Frisdrank
Frisdrank, priklimonade of een softdrink, kortweg fris, prik of soft, is een koolzuurhoudende limonade.
Geschiedenis
Frisdrank is ontstaan in de zeventiende eeuw onder de term 'priklimonade'. De drankjes werden genoemd naar het fruit wat er in zit: zo was er naast limonade ook orangeade (komt van het Franse woord voor sinaasappelen: oranges) en grenadine (komt van het Franse woord voor granaatappels: grenades). Langzaamaan werden ze allemaal 'limonade' genoemd. In 1676 krijgt de Compagnie de Limonadiers (een Franse limonadefabriek) in Parijs het recht op de limonadeverkoop. Dat betekende dat destijds alleen dat bedrijf limonade mocht verkopen.
De stof die ervoor zorgt dat de frisdrank 'prikt' heet koolzuurgas. Koolzuurgas is zwaarder dan lucht. Het is kleur- en geurloos en het is niet brandbaar. De Schotse uitvinder Joseph Black ontdekt koolzuurgas in het begin van 1750, maar de Engelse wetenschapper Joseph Priestley ontdekte rond 1770 een manier om water met koolzuurgas te mengen. De Zweed Tobern Bergman probeerde rond diezelfde tijd de genezende werking van natuurlijk bronwater na te doen door koolzuurgas en mineralen aan water toe te voegen. Zo is frisdrank eigenlijk ontstaan.
Bereiding
Eerst wordt er een siroop of diksap bereid. Eerst wordt er suiker opgelost in water. Dan wordt er vruchtensap de geur- en smaakstoffen bij gedaan. Bijvoorbeeld In Cola wordt er ook een deel van de colanoot erin gedaan. Daarna wordt de siroop verder verdunt met water. Dat kan gewoon gezuiverd water zijn, maar bijvoorbeeld ook bronwater. Tenslotte wordt er koolzuurgas in de verdunde siroop gedaan. In de fabriek gebeurt dit proces in grote ketels.

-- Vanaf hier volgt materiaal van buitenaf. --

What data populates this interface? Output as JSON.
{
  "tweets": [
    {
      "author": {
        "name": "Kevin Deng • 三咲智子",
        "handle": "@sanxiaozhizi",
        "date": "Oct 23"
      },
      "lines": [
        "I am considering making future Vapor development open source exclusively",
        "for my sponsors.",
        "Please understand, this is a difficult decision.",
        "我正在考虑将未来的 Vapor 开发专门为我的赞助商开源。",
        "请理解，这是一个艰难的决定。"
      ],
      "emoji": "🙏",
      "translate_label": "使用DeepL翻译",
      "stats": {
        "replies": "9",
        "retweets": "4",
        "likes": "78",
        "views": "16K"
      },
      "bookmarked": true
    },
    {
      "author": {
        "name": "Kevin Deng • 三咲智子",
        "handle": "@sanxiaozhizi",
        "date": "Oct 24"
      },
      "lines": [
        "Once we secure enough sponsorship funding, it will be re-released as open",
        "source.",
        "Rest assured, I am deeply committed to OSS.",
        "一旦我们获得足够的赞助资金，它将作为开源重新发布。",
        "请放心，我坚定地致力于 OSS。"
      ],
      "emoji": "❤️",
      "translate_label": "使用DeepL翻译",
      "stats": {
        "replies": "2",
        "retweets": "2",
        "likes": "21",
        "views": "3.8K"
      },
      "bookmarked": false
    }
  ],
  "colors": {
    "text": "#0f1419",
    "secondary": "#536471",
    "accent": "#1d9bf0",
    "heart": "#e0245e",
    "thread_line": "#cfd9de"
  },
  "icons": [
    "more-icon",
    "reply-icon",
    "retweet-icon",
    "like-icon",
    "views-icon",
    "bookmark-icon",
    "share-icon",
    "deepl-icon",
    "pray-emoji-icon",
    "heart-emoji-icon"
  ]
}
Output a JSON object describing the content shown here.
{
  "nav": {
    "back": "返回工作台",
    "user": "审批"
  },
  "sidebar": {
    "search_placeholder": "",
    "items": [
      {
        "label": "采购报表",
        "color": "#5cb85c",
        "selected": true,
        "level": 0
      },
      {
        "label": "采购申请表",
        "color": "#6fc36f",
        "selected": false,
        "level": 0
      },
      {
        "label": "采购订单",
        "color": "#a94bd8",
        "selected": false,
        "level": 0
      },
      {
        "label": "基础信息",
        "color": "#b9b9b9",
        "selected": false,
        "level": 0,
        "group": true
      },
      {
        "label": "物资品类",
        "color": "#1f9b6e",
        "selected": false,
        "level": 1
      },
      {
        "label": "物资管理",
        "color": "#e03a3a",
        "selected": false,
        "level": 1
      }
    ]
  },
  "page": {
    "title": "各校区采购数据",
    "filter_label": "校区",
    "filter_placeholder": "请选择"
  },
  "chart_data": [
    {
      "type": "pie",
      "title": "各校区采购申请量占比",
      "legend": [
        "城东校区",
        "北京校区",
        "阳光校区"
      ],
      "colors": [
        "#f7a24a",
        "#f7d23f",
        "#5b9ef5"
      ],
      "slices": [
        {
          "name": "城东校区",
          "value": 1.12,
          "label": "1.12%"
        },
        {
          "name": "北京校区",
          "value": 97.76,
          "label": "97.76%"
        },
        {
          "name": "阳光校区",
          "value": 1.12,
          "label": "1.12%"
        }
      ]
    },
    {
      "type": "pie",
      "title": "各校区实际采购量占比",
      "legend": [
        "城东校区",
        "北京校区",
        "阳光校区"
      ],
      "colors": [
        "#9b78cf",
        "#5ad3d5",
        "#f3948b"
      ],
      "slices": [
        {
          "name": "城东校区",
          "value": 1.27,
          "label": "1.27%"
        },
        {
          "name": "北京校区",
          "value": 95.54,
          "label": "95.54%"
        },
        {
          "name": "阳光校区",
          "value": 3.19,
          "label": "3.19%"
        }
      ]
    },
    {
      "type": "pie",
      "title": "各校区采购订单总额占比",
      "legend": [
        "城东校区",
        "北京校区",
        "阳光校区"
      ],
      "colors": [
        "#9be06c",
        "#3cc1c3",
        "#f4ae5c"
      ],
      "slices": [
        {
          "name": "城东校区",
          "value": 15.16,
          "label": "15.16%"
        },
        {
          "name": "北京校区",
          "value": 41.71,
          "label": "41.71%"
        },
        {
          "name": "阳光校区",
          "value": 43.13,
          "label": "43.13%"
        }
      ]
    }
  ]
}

Dan wordt de frisdrank gebotteld (in flessen gedaan). Dit gebeurt met een machine, een lopende band. Hierbij wordt bij de flessen, die uit de winkel komen, de dop eraf gehaald. Vervolgens worden ze schoongemaakt en omgespoeld. Ook gaan de flessen nog langs een machine die ze de 'sniffer' noemen. Hier wordt door de machine geroken of er geen vieze stoffen in de fles achtergebleven zijn, zoals bijvoorbeeld terpentine of benzine. Deze 'vieze' flessen worden eruit gehaald en niet gebruikt. Daarna gaan de schone flessen naar de vulmachine, waar ze worden gevuld. Soms gaat dat wel met 40.000 flessen per uur. Hierna draait de sluiter de doppen erop en wordt er door een andere machine nog gecontroleerd of de flessen goed zijn gevuld.
Cola
Coca Cola werd eind 19e eeuw uitgevonden. Daarna hebben sommige producenten cola op hun eigen manier nagemaakt (denk aan Pepsi en de huismerk cola).
Dr. John Pemberton werkte bij een slechtlopende drogist in Atlanta (Amerika). Hij maakte een hoestdrankje. Het hielp niet echt, maar was wel lekker, want soms verkocht hij wel 13 glazen per dag! Samen met Frank Robinson ging hij het drankje verkopen. Deze bedacht ook een naam voor het drankje: Coca-Cola. 4 jaar later gaan ze het drankje bottelen (in de fles doen) om het in de winkels te gaan verkopen. In 1928 werd Coca-Cola voor het eerst in Nederland verkocht tijdens de Olympische Spelen in Amsterdam. Later werd het ook in Nederland gemaakt. Tegenwoordig is het drankje in 200 landen te verkrijgen.
Coca-Cola heeft ook de herkenbare flesvorm geregistreerd als handelsmerk in 1960. Dat wil zeggen dat zowel het recept als de vorm van de fles niet nagemaakt mag worden. De vorm van de fles lijkt op de vorm van een vrucht van de cacaoboom. Coca-Cola werd voor het eerst in flessen verkocht op 12 maart 1894, terwijl de blikjes voor het eerst verschenen in 1955. De bekende colafles werd in 1915 door de glasblazer Earl R. Dean ontworpen. De ingrediënten van cola (kolanoten en coca) gaven hem geen inspiratie, zodat hij in de Britse encyclopedie begon te bladeren tot hij een plaatje van een cacaovrucht vond, dat precies de juiste vorm had die hij kon gebruiken. Tevens werd het logo op het blikje aangepast. Het staartje dat door het logo heen gaat was eerst een boog, en nu heeft het de vorm gekregen van het flesje.
Weetjes over frisdrank
Wist je dat
- Mensen pas veel frisdrank zijn gaan drinken na de Tweede Wereldoorlog. Het kwam door de Amerikaanse militairen vanuit Noord-Amerika naar Europa overwaaien.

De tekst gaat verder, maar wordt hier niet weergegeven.